In den Vereinigten Staaten sind 2013 insgesamt 33‘169 Menschen durch Schusswaffen getötet worden. Soweit die jüngsten Zahlen der zuständigen Bundesbehörde. Das sind nur unwesentlich weniger Personen, als jedes Jahr auf den Strassen und Highways der Nation sterben. Prognosen zufolge dürfte 2015 die Zahl Schusswaffentoter erstmals jene der Strassenopfer überstiegen haben.
Im Präsidentschaftswahlkampf, zumindest auf republikanischer Seite, sind Schusswaffen kein Thema. Zu stark und zu politisch einflussreich ist die Waffenlobby (NRA) des Landes, als dass Politiker es wagen würden, das heisse Eisen einer verschärften Kontrolle anzufassen - trotz wiederholter Massaker und mehrerer Aufrufe des Präsidenten zu griffigen Gegenmassnahmen.
Immerhin ist jüngst in Amerika der im Vergleich zu anderen Ländern häufige Schusswaffengebrauch durch die Polizei in den Brennpunkt des öffentlichen Interesses gerückt. Das Muster: Weisse Gesetzeshüter töten junge, oft unbewaffnete Schwarze – und kommen vor Gericht in den meisten Fällen unbehelligt davon. Was wiederum die schwarze Bevölkerung empört und zu Unruhen führt, die allenfalls mit Gewalt niederzuschlagen erneut Sache der Polizei ist.
Zur Besänftigung zorniger Gemüter trägt nur wenig bei, was sich ein junger Polizist in Chicago leistet. Der Beamte, der im Dezember im Rahmen eines Einsatzes gegen häusliche Gewalt einen 19-jährigen Schwarzen sowie eine unbeteiligte 55-jährige Nachbarin erschossen erschoss, hat gegen die Familie des Teenagers eine 10-Millionen-Dollar-Klage aufgrund eines „extremen seelischen Traumas“ eingereicht.
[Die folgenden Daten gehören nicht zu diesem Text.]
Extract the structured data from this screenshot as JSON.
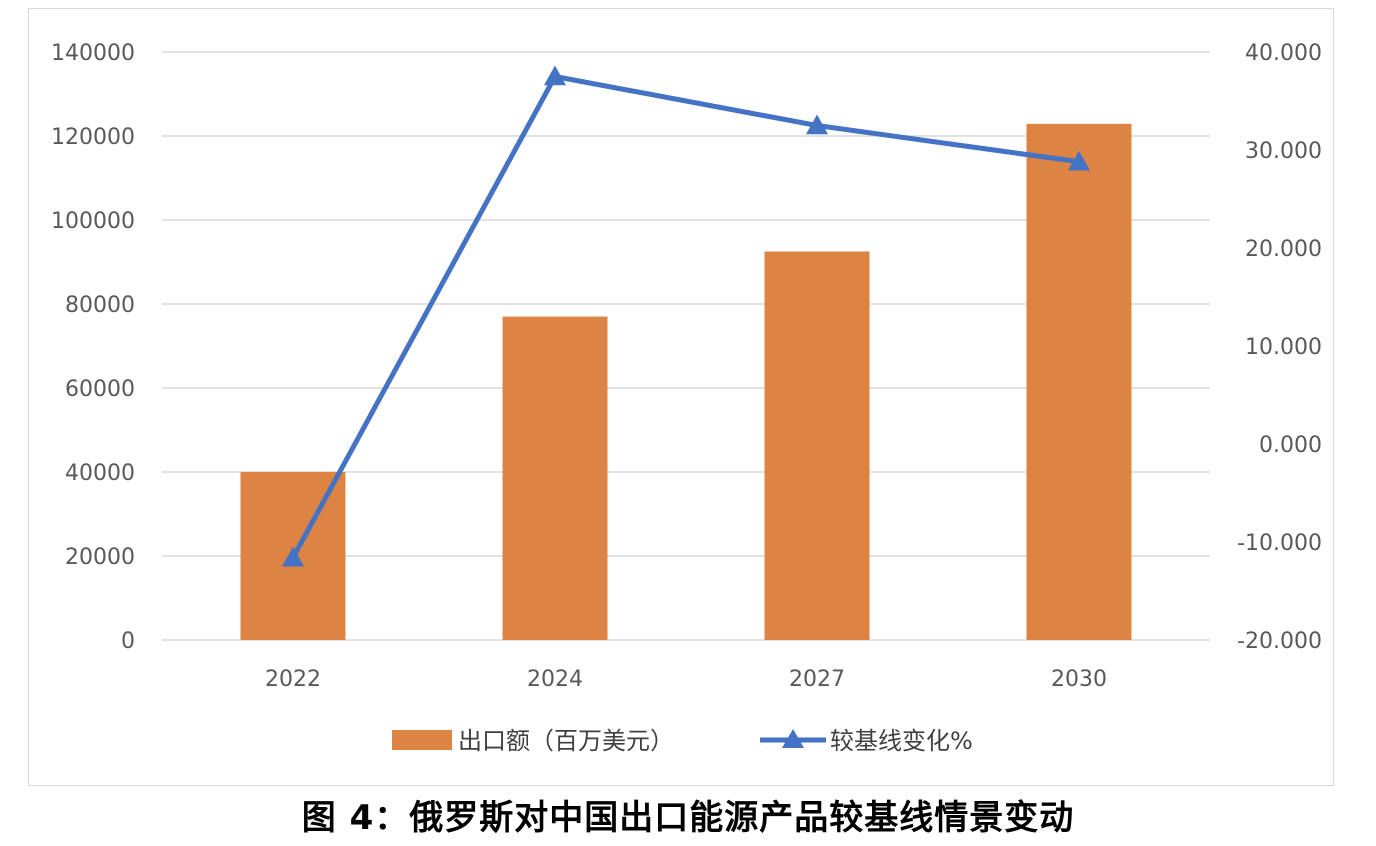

Officer Robert Rialmo argumentiert, der 19-Jährige, der einen Baseballschläger bei sich trug, habe ihn geradezu zum Schiessen gezwungen. Der Teenager wurde von sechs Kugeln getroffen, von denen eine seinen Körper durchschlug und die Frau hinter ihm tötete. Wobei es, wie häufig in solchen Fällen, auch hier widersprechende Versionen des Tathergangs gibt. Gemäss einem Anwalt der beiden Opfer stand der Polizist, als er schoss, mindestens sieben bis zehn Meter von seinem Gegenüber entfernt: „Wieso sollte ein Junge, der dreimal die Polizei telefonisch um Hilfe gebeten hat, einen ausrückenden Beamten mit einem Baseballschläger attackieren?“
Noch wollen sich die Stadt Chicago und deren Bürgermeister nicht zu Rialmos Klage äussern. Der Vorfall wird untersucht und auf Bitten der Ermittlungsbehörde soll sich auch die US-Bundespolizei (FBI) eingeschalten. Auf jeden Fall ist der Vorgang ein weiterer Beweis dafür, was für absurde Folgen, auf Seiten der Polizei wie der Bürger, Amerikas liberale Haltung gegenüber Schusswaffen haben kann.
So absurd wie der Fall jenes 11-jährigen Jungen in White Pine (Tennessee), der am 3. Oktober 2015 im elterlichen Wohnwagen ein 8-jähriges Mädchen mit einem Gewehr erschoss und den ein Gericht nun wegen Mordes zu Verwahrung bis zum 19. Lebensjahr verurteilt hat. „Wir erinnern uns an ihr Lächeln und ihr hübsches Gesicht“, sagt der Rektor der Primarschule, die McKayla Dyer vor ihrem Tod besuchte: „Normalität sieht anders aus.“ Wie wahr!